Sempre que pode, Maurício exibe o cilindro de gás natural que ocupa metade do seu porta-malas, e alardeia as vantagens do combustível. Ele garante que falta pouco para cobrir o investimento da conversão do motor - hoje em torno de R$ 3.500. Só na viagem ao Sul de Minas, economizou mais de R$ 30! É verdade que o gás acabou na estrada - o que não chega a ser um drama, porque o carro também tem um tanque de gasolina. Além disso, na volta poderia reabastecer em Resende. Mais complicado foi acomodar a tralha que não coube no bagageiro sem interferir no conforto da mulher e da filha.
Maurício é um dos muitos entusiastas do gás natural veicular (GNV) que levam o Brasil a ocupar o segundo lugar na lista de países com o maior número de veículos movidos a esse combustível.
Quem não tem acesso às dicas do Maurício, mas pensa em mudar de combustível, encontra na internet grandes amigos: o Mundo GNV, novo site do portal Gás energia, e o site do Centro de Tecnologias do Gás (CTGás), consórcio do Senai e Petrobrás. O visitante pode simular quanto um automóvel à gasolina gastaria se utilizasse o GNV e em quanto tempo o investimento na conversão teria retorno. No Mundo GNV, o usuário também pode visualizar o espaço ocupado por diferentes cilindros em cada modelo de veículo.

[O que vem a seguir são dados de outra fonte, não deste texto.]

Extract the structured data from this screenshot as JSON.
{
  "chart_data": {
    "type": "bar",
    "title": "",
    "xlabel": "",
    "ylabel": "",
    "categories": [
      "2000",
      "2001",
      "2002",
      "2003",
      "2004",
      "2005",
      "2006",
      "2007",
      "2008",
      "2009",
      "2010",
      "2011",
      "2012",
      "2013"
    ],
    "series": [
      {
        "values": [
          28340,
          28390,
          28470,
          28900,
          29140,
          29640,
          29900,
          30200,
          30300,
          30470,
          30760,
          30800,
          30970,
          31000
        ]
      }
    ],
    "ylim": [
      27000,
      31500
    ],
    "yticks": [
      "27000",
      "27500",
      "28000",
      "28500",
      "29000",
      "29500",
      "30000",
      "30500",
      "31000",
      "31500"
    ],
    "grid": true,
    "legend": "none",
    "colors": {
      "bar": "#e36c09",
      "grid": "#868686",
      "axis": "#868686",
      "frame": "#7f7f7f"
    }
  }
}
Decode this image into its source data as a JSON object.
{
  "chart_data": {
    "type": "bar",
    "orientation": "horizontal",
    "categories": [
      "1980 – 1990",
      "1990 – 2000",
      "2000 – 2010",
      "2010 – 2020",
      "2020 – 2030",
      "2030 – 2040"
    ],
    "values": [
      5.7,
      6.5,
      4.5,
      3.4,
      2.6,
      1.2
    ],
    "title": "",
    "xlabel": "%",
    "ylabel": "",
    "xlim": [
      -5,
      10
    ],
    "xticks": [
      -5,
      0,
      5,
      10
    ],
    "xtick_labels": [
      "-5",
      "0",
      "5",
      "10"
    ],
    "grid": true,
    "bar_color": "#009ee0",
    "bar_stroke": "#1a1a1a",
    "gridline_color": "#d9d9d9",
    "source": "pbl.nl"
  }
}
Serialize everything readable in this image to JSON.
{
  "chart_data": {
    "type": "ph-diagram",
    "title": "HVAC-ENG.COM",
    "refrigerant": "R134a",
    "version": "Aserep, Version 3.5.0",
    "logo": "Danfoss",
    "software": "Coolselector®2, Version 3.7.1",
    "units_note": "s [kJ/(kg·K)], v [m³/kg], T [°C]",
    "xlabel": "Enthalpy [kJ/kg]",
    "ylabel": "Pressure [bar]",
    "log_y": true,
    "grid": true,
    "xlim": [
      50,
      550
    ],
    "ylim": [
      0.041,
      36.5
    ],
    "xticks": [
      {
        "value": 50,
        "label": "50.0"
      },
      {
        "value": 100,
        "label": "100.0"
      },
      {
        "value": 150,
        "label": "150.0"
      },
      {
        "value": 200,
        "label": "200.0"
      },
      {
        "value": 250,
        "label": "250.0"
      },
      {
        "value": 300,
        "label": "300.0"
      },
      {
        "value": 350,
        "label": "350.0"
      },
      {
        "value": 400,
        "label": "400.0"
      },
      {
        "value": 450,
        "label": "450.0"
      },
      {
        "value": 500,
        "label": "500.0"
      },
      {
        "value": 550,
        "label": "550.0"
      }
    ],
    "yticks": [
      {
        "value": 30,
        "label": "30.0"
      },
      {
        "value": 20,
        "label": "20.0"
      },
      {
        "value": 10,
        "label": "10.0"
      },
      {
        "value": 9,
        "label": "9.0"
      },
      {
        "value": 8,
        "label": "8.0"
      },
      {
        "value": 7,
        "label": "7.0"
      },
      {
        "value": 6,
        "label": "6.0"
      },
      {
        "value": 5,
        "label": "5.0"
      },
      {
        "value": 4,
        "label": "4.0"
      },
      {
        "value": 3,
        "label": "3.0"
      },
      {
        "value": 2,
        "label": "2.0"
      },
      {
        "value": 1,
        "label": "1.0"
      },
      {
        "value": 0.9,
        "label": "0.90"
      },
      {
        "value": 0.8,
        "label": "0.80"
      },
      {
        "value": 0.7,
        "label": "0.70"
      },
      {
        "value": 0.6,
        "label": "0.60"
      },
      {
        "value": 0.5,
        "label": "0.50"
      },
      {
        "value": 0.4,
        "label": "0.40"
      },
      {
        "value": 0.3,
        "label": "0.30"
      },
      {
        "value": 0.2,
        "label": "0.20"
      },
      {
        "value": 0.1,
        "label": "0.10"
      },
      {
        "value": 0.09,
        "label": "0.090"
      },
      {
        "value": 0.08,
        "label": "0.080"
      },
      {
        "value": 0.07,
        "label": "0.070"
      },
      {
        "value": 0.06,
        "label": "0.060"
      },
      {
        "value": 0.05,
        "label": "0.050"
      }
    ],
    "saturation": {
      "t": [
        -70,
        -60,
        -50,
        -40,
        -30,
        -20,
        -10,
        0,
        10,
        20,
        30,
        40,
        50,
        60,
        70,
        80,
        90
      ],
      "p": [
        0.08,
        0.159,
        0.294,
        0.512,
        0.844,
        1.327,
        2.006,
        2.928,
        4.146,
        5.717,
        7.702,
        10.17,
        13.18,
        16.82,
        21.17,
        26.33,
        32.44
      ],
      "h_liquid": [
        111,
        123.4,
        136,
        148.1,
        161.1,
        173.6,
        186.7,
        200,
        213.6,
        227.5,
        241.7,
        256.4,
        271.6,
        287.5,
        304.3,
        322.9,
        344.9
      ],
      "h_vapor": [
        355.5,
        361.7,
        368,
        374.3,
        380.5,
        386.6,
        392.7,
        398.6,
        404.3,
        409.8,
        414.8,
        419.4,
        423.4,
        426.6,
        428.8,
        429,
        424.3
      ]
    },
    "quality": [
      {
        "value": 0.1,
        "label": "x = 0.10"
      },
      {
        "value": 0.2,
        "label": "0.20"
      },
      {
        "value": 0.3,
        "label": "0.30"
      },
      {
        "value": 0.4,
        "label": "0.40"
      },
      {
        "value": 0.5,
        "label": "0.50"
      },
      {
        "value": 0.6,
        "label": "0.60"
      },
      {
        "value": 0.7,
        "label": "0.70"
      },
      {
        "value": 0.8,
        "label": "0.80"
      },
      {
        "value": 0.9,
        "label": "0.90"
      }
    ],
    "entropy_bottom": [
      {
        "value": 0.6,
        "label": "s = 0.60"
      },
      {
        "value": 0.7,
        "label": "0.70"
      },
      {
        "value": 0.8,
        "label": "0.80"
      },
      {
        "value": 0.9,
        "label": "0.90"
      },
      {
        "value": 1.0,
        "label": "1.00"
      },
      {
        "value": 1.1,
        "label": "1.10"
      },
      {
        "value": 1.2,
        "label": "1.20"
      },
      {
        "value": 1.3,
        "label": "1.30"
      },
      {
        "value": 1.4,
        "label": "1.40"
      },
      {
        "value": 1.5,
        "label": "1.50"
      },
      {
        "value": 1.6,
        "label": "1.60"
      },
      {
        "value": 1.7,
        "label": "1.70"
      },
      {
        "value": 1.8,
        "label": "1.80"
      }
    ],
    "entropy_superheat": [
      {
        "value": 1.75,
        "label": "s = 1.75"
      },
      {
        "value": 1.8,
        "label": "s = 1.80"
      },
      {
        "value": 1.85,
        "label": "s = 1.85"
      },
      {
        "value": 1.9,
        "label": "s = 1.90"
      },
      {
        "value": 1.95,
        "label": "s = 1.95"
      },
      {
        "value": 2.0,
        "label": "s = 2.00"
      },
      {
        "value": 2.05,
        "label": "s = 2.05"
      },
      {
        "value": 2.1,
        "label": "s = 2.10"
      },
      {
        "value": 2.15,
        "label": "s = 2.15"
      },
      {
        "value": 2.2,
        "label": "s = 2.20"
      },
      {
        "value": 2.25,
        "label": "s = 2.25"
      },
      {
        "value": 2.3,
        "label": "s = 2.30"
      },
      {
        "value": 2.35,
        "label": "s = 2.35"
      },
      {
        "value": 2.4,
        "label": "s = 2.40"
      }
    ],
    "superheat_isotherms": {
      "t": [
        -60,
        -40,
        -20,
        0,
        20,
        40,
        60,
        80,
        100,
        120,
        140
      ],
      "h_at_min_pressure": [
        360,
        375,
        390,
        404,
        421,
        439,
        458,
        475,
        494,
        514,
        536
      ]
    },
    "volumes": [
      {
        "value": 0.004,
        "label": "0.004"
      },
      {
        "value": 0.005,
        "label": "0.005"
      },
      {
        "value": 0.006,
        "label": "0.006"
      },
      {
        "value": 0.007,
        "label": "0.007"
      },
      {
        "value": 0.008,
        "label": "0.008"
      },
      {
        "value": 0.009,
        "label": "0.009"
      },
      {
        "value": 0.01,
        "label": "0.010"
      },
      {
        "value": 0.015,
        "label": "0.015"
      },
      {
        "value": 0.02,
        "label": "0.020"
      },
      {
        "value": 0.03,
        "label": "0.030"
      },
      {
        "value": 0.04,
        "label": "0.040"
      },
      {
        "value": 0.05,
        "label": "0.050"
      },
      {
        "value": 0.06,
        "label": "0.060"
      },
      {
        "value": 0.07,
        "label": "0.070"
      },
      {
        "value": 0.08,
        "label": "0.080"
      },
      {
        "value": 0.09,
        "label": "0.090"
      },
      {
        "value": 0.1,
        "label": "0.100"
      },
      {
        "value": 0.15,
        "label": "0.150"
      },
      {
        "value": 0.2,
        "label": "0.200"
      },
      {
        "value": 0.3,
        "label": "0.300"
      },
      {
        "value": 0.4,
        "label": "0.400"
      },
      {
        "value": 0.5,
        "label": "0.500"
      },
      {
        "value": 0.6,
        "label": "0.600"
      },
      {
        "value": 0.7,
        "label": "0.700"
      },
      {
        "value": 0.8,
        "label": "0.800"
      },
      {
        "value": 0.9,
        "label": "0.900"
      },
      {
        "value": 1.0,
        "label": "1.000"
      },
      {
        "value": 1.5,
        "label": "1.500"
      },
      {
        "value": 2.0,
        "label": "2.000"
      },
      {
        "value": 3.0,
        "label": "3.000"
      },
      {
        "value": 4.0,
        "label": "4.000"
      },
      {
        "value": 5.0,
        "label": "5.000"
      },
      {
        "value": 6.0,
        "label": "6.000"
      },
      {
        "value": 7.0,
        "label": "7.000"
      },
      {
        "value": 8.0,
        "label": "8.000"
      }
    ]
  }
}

Uma das preocupações mais comuns dos indecisos é não saber onde abastecer e ficar na rua. Realmente, é preciso se planejar. Tanto o Mundo GNV como o CT Gás localizam e listam postos que trabalham com o combustível em diversas cidades do Brasil. O Mundo GNV ainda traça rotas em mapas, mostrando como ir de uma rua a outra onde há um posto de gás. Os sites levam a uma página do Inmetro para consulta da base de dados das oficinas homologadas para conversão no país.
Além de ser uma opção econômica e mais limpa de combustível para veículos, o gás natural pode ser usado para geração de calor e energia e como matéria-prima nas indústrias siderúrgica, química, petroquímica e de fertilizantes. O site do CTGás explica as diversas aplicações do combustível, traz informações atualizadas sobre o setor no país e oferece um conversor de medidas de energia, potência, vazão, temperatura e pressão.
www.gasenergia.com.br/portal/simulador/index.jsp
www.ctgas.com.br
Rede de Tecnologia
A Rede Brasil de Tecnologia (RBT), do Ministério da Ciência e Tecnologia, lançou um site com 718 instituições cadastradas, entre empresas, laboratórios de pesquisa e prestadores de serviços tecnológicos. O objetivo da RBT é buscar a substituição de importações e a agregação de valor a produtos brasileiros para o incremento das exportações. Para isso, a rede propicia a articulação entre Governo Federal, universidades, empresas e agentes financeiros, criando um ambiente favorável ao desenvolvimento da pesquisa aplicada e da capacitação tecnológica de setores produtivos locais. O site traz notícias, estatísticas e um sistema de busca das instituições que integram a RBT.
www.redebrasil.gov.br
Dependência química
A Organização Mundial de Saúde divulgou, dia 18, um relatório em que afirma que a dependência química é uma disfunção cerebral como qualquer outro distúrbio neurológico ou psicológico. Segundo o texto Neurociência do uso e da dependência de substâncias psicoativas, a dependência química é determinada por fatores biológicos, genéticos, psicossociais, ambientais e culturais. As substâncias psicoativas mais comuns são divididas em depressoras (álcool, sedativo e solventes), estimulantes (nicotina, cocaína, anfetaminas e ecstasy), opióides (morfina e heroína) e alucinógenos (LSD, PCP e maconha). Segundo a OMS, a maconha continua sendo a mais usada no mundo, seguida das anfetaminas e da cocaína.